I pity the poor set designers who probably spent months designing and building intricate sets, accurate in every detail, only to have the director pan over those sets so fast you couldn’t tell if the furniture was from IKEA. By about the last 10 minutes of the film, when you are finally allowed to see some panoramic views of outside and daylight, you feel like you have to put on sunglasses for the glare of the light.
I had heard I should bring a box of tissues along for the copious tears I was going to shed during the course of this film. I used those tissues to wipe some butter off my armrest.
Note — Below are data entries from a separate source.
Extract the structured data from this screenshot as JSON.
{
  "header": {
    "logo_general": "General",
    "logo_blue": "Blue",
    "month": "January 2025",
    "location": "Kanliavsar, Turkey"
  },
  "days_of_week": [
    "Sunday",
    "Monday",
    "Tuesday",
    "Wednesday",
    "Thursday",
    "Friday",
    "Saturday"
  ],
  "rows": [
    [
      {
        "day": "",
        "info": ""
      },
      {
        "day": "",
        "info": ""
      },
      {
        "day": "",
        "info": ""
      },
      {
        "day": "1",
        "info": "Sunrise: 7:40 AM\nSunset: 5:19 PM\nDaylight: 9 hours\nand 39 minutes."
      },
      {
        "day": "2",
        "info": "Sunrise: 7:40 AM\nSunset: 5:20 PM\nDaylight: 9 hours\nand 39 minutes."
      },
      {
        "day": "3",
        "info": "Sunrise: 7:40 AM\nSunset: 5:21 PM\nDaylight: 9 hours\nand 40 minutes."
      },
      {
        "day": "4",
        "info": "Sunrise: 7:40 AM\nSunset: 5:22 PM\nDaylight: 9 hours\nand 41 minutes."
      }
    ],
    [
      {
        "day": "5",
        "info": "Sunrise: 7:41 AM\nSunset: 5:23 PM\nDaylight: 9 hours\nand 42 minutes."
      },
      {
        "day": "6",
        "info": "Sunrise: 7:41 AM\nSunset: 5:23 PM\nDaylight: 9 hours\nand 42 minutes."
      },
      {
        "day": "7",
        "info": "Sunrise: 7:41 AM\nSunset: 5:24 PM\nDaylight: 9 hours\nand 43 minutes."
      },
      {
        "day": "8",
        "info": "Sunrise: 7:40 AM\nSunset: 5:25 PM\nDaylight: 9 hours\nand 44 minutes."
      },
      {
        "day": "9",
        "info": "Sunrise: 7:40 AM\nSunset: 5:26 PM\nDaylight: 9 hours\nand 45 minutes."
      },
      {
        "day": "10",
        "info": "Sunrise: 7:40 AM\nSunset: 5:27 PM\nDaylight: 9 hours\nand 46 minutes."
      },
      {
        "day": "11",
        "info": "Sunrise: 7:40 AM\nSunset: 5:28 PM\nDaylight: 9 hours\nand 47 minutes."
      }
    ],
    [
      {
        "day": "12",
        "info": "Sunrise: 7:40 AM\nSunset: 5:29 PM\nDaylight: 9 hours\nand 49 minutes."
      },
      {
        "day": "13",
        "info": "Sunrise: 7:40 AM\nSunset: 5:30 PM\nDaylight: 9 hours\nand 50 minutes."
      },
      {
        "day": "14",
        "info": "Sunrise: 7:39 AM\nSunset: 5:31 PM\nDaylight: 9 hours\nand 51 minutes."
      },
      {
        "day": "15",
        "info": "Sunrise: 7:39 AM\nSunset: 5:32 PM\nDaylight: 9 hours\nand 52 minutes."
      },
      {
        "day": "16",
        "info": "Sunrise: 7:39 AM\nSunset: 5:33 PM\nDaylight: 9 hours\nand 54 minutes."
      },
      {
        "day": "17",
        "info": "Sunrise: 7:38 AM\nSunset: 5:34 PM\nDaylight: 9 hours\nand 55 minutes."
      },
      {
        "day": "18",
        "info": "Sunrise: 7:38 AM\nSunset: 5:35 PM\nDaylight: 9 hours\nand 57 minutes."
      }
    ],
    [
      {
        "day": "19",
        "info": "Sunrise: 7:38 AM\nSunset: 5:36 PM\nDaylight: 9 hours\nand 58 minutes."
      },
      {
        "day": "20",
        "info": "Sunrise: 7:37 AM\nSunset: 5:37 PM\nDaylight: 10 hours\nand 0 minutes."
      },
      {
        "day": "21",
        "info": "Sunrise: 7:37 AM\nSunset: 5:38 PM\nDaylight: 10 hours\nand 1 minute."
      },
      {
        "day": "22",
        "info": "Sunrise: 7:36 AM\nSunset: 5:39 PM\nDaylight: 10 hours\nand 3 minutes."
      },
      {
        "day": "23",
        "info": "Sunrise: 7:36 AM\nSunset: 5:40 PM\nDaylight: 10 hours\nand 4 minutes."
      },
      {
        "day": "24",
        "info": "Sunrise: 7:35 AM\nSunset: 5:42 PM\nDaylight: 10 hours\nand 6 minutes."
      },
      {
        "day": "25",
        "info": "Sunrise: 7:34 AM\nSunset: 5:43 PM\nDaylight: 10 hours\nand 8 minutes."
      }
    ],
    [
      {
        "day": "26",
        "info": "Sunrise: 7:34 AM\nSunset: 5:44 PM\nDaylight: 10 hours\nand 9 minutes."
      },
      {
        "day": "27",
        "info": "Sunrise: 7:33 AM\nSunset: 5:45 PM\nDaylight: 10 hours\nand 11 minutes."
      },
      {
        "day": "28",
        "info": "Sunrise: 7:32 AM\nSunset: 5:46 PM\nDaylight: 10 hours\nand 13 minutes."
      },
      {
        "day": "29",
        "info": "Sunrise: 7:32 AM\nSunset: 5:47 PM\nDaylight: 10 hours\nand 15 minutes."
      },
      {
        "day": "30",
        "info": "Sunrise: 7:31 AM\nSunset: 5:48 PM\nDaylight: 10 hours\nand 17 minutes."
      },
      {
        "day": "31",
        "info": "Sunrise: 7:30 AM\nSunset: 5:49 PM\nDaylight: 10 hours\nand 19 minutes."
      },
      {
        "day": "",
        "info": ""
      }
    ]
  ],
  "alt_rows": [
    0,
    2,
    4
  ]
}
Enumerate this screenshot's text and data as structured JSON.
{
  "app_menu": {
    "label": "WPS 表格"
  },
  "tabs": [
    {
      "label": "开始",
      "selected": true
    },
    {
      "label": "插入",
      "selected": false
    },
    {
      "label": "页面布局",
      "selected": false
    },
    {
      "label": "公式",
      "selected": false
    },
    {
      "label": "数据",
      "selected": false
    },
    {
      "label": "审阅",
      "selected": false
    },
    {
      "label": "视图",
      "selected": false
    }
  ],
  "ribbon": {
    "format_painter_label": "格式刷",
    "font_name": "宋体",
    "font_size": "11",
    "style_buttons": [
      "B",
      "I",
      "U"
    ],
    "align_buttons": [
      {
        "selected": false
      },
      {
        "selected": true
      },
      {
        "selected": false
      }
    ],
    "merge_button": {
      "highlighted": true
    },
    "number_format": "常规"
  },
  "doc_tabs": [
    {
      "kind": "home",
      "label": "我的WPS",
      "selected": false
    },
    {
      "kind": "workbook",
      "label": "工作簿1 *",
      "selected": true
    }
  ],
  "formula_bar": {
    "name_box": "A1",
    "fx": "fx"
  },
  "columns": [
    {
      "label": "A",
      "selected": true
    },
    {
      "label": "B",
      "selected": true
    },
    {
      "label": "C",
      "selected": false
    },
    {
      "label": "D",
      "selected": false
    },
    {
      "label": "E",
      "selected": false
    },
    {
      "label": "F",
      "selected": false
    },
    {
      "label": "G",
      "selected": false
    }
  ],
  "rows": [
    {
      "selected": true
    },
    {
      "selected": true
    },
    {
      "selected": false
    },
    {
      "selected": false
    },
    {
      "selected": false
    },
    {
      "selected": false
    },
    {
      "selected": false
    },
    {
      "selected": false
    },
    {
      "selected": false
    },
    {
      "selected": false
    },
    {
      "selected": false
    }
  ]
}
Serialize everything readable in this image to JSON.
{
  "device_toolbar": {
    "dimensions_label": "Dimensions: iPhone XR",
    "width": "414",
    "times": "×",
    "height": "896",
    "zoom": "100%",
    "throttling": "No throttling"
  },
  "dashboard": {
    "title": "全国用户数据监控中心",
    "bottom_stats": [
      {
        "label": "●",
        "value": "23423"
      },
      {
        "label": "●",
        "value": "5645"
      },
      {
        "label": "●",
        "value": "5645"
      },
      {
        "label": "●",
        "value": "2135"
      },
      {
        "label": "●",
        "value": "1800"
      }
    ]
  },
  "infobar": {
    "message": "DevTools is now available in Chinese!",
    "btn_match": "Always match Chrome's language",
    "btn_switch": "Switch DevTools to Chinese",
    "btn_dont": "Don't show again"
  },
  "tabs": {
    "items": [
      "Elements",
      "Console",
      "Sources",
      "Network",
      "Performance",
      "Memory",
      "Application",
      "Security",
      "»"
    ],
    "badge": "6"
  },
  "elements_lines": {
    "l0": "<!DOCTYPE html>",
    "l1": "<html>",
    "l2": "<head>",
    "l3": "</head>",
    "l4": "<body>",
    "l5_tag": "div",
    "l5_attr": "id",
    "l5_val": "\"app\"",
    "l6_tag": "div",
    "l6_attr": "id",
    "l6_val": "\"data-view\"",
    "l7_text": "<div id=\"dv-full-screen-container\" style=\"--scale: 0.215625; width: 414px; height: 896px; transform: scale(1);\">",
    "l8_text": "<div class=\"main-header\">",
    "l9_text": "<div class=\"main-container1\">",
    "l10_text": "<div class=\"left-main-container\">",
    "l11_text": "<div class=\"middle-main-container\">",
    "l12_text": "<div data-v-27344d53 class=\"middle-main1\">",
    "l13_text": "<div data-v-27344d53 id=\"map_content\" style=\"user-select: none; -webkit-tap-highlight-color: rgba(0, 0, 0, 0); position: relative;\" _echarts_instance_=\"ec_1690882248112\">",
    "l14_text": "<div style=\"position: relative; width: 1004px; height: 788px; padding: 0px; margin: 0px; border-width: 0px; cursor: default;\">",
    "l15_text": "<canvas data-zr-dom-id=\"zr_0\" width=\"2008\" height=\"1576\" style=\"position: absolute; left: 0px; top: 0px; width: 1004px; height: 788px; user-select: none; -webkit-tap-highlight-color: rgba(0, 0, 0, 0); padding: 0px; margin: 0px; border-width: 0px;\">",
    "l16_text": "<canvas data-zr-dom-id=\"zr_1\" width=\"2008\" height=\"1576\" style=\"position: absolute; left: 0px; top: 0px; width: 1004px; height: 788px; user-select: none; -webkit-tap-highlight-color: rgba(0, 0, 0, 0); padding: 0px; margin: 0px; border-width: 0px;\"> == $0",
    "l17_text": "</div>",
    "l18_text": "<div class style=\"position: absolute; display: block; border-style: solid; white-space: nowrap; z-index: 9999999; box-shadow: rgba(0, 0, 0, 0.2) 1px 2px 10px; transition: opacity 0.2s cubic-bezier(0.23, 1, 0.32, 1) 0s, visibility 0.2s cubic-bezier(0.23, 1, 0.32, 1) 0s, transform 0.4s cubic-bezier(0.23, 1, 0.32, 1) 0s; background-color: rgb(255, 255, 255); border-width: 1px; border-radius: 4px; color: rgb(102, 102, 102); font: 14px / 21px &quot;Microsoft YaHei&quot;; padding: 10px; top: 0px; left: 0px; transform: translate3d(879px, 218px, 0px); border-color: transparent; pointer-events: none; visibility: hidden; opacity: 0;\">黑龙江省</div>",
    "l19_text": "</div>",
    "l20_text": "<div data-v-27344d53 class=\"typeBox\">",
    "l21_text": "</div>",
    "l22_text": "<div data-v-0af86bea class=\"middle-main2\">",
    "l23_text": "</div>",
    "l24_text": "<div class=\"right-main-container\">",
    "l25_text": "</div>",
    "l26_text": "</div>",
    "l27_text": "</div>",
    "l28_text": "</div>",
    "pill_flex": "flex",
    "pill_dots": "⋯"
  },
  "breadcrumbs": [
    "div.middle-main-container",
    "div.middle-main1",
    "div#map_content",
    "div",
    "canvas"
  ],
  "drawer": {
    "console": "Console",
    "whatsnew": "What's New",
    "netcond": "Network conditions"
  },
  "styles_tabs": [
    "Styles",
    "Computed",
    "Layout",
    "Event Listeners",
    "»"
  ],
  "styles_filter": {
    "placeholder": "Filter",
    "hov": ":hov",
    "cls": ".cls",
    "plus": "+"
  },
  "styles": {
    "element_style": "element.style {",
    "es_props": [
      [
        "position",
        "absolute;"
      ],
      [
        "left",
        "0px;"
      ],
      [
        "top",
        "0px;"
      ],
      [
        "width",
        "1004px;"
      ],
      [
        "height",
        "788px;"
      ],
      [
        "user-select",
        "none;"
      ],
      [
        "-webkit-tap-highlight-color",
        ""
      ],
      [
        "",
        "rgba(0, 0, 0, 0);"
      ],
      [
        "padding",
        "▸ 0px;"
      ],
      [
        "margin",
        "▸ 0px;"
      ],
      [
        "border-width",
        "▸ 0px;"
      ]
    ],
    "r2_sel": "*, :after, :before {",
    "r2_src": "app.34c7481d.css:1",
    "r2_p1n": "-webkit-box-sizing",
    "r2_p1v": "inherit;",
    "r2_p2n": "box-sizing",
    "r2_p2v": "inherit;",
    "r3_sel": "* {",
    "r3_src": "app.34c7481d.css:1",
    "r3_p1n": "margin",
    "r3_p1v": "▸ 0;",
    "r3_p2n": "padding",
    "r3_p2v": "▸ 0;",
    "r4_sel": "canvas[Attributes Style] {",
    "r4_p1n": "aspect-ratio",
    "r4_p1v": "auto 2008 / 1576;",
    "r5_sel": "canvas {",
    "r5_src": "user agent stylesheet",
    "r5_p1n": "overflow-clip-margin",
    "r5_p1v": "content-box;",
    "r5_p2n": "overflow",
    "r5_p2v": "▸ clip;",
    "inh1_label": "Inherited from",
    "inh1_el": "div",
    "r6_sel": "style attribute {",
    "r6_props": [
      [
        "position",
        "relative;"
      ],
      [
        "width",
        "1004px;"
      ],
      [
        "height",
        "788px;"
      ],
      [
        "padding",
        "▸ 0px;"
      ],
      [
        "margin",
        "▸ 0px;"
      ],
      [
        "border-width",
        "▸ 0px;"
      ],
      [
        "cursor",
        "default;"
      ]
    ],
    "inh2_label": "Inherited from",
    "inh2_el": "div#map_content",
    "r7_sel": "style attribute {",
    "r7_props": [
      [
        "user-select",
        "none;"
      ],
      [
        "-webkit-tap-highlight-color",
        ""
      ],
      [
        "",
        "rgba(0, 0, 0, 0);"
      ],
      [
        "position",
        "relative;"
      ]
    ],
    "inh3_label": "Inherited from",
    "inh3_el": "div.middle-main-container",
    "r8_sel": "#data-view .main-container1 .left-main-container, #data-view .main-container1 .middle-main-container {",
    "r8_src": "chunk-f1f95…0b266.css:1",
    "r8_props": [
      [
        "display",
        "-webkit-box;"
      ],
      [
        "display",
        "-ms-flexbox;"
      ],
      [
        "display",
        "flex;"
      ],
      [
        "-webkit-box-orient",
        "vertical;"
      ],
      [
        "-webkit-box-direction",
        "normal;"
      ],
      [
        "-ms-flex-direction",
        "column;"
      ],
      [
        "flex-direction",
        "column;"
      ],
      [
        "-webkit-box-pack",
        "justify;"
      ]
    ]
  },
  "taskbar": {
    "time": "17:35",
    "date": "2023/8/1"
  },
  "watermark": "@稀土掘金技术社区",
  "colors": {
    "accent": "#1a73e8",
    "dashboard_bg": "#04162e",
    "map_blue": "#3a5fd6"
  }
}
Anne Hathaway emoted and wept (perhaps thinking of her dismal performance at that Oscar hosting job, and hoping to get another chance to stand on stage at the Oscars) and Hugh Jackman tried his best to make these lyrics sound like Sondheim, knowing full well they were more like lyrics from Dr. Seuss. Even Helen Bonham Carter showed up in her Sweeney Todd costume and seemed to be trying to find Johnny Depp in the crowd somewhere.
Call me heartless and unfeeling, but as characters died and fell by the wayside, I kept hoping that would be the end of this film/musical - but with a cast of thousands, it took forever for them to bite the final baguette.
I really do like Broadway musicals, and have worked in the theater, performed in stage shows, and used to see almost every show in NYC when I lived there. I also like many filmed versions of Broadway musicals - most recently I thought the filmed version of Chicago was great and yes, I even liked the filmed version of Sweeney Todd.
I suspect I would probably not have liked Les Miserable even on the stage. That said, this filmed version has ensured I will never bother seeing a staged version of Les Miserable in my lifetime. I pity the poor schmucks who worked on the live, Broadway version of Les Mis and had to hear it over and over again, night after night, for years. At some point, they probably started to envy their colleagues who worked on CATS.